Thursday, 08 March 2007

Mines of Moria

The mines...
There are worse things dwelling in the deep than orcs or goblins.
Although we didn´t find any dark demons or Balrogs, the mines of Potosi were filled with a horror of their own.
We did a tour of the mines through Koala Tours from our hostel the Koala Den. We started 8AM in the morning. They were very professional and thorough, all the guides being ex-miners and English! We were taken to one of the miners´ home where we donned our mining clothes (the touristy kind), overalls, boots, hardhat and a genuine old fashioned headlamp. Nobody here have heard about superbright LED´s, so they still use the type with the big batteries you put on your belt.
After this it was off to the miners´ market. This is were the miners buy their tools and equipment. Remember from the previous post I said that the mines are operated cooperatively. This means that each worker works for himself. They work in groups of between 8 and 25. Many of these are families. The government does not supply the workers with anything. No tools, subsidies, engineers or anything. The workers must pay a 20% tax on everything they earn. In return for this, workers get a small pension if they have worked in the mines for more than 10 years or their lung capacities drop to below 50% because of silicosis or they simply become to sick to work. If they die, their widows may collect these pensions.
We spent our time at the market to buy some gifts for the miners. We bought some dynamite!, cooldrinks and coca leaves. It is possible to buy dynamite at a street market with no regulation whatsoever for R17! This includes the stick, fuse, detonator and ammonium nitrate (to get a bigger bang). The coca leaves the miners chew to help against the effects of altitude, hunger and thirst.
From here we went to the mines stopping briefly at one of the refineries. The refineries are privately owned and this is where the miners sell their ore. The ore, although once pure silver during the Colonial rule, are now depleted and rarely produce more than a 30% combination of silver, lead and zinc. The refineries separate the waste from the minerals and then exports the combination for separation to Europe. They lack the facilities and funds to do this themselves. The waste is then dumped in the river. It seems the Bolivian motto is: "it´s bad, but what can we do about it".
We finally arrived at the mines at 4500m above sea level. We put on our lights and finally braved the dark. The mines, without going into to much details, were horrible. We struggled to breath properly because of the dust (containing silica and asbestos) and the altitude. There are no engineers to assist the miners in where to dig, how far or anything. This is done by expert miners. You become an expert by working for 30 years or more (something that happens rarely). The conditions were terrible, it was hot, the passage were narrow and claustrophobic and looked quite dodgy. There were quite a few tunnels where we had to crawl to get to other parts. We talked to many of the miners and they seemed reserved to their lot. Just shrugging it off as tradition and as having no choice. Many of the miners we saw were very young, as young as 14 (illegal, but nobody checks or cares). The life of the miners are very tough and they work long hours in these terrible conditions. They joke around to lift their spirits. According to the guide, few miners become old, the average life expectancy is around 40. Most die of silicosis or cave-ins.
We ended the tour with a bang, with a dynamite demonstration. Lloyd actually held the lighted dynamite a few seconds before the guide rushed away with it!
I wouldn´t describe the experience as pleasant, but it was worth going to. Sometimes we don´t realize how lucky we are...
Now, on a more positive note.
We are currently in Sucre. This incredible colonial town is known as the most beautiful city in Bolivia. It is also sometimes called the White City or The Athens of South America. The city is filled with amazing Spanish architecture and was declared a UNESCA World Heritage site. It´s nice being a lower altitude again (although 2700m is still pretty high) and the lush greenery and temperate climate that goes along with it. We spent our time here in a much more European way, earning a well-deserved rest. Walking through leafy plazas, stopping for coffee and freshly squeezed juices at lovely little hidden cafés and restaurants with great views and pretty gardens, enjoying the many beautiful churches and old buildings and buying traditional handcrafted souveniers.

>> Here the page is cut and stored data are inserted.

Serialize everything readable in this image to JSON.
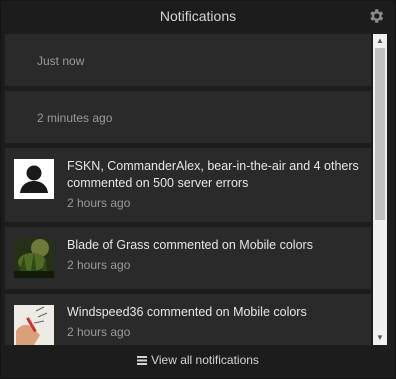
{
  "header": {
    "title": "Notifications",
    "settings_icon": "gear-icon"
  },
  "notifications": [
    {
      "message": "",
      "time": "Just now"
    },
    {
      "message": "",
      "time": "2 minutes ago"
    },
    {
      "message": "FSKN, CommanderAlex, bear-in-the-air and 4 others commented on 500 server errors",
      "time": "2 hours ago",
      "avatar": "default-user-avatar"
    },
    {
      "message": "Blade of Grass commented on Mobile colors",
      "time": "2 hours ago",
      "avatar": "blade-of-grass-avatar"
    },
    {
      "message": "Windspeed36 commented on Mobile colors",
      "time": "2 hours ago",
      "avatar": "windspeed36-avatar"
    }
  ],
  "footer": {
    "label": "View all notifications",
    "icon": "menu-icon"
  }
}
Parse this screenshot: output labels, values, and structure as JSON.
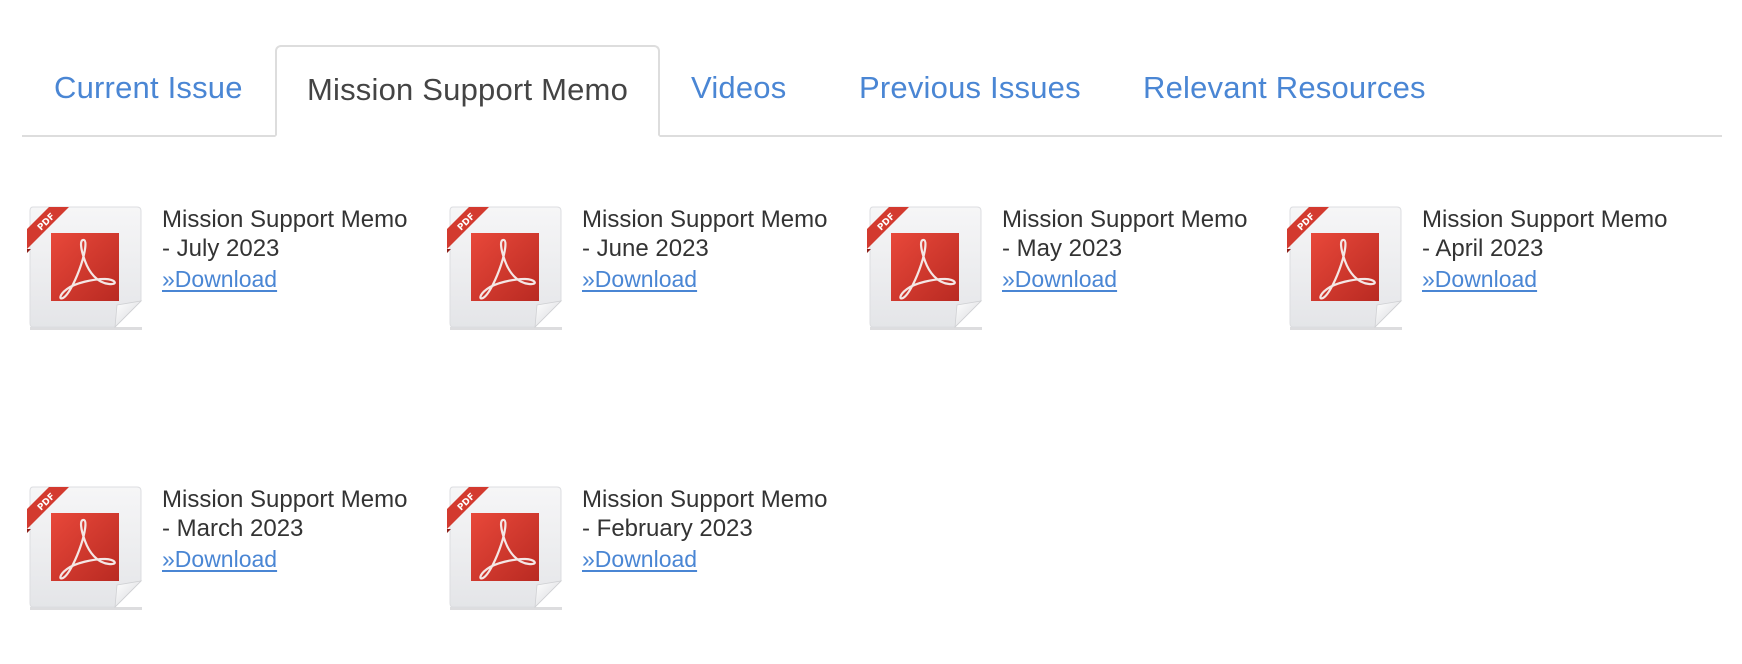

The afternoon we went to a site where the local cement factory found more than 5000 footprints of about 320 species of dinosaurs. This was changed to an attraction and will soon be declared a World Heritage Site as well. The park contains many dinosaur models built to the scale of the actual dinosaurs (according to the footprints). The largest of the footprints are 80cm coming from a 27m diplodocus. It was a pretty interesting experience.

After that we visited a local museum. Hundreds of BORING paintings from the 17th century depicting Jesus and his disciples. Though the deformed skulls and mummified children section was gross and interesting! We rounded off the evening with a few beers in a VERY trendy and cool little Dutch pub.

We were supposed to leave for La Paz tonight, but Lloyd suddenly came down with high fever. Don´t know what caused it, but a few hours sleep and two myprodols seemed to fix it. We should be able to continue tomorrow.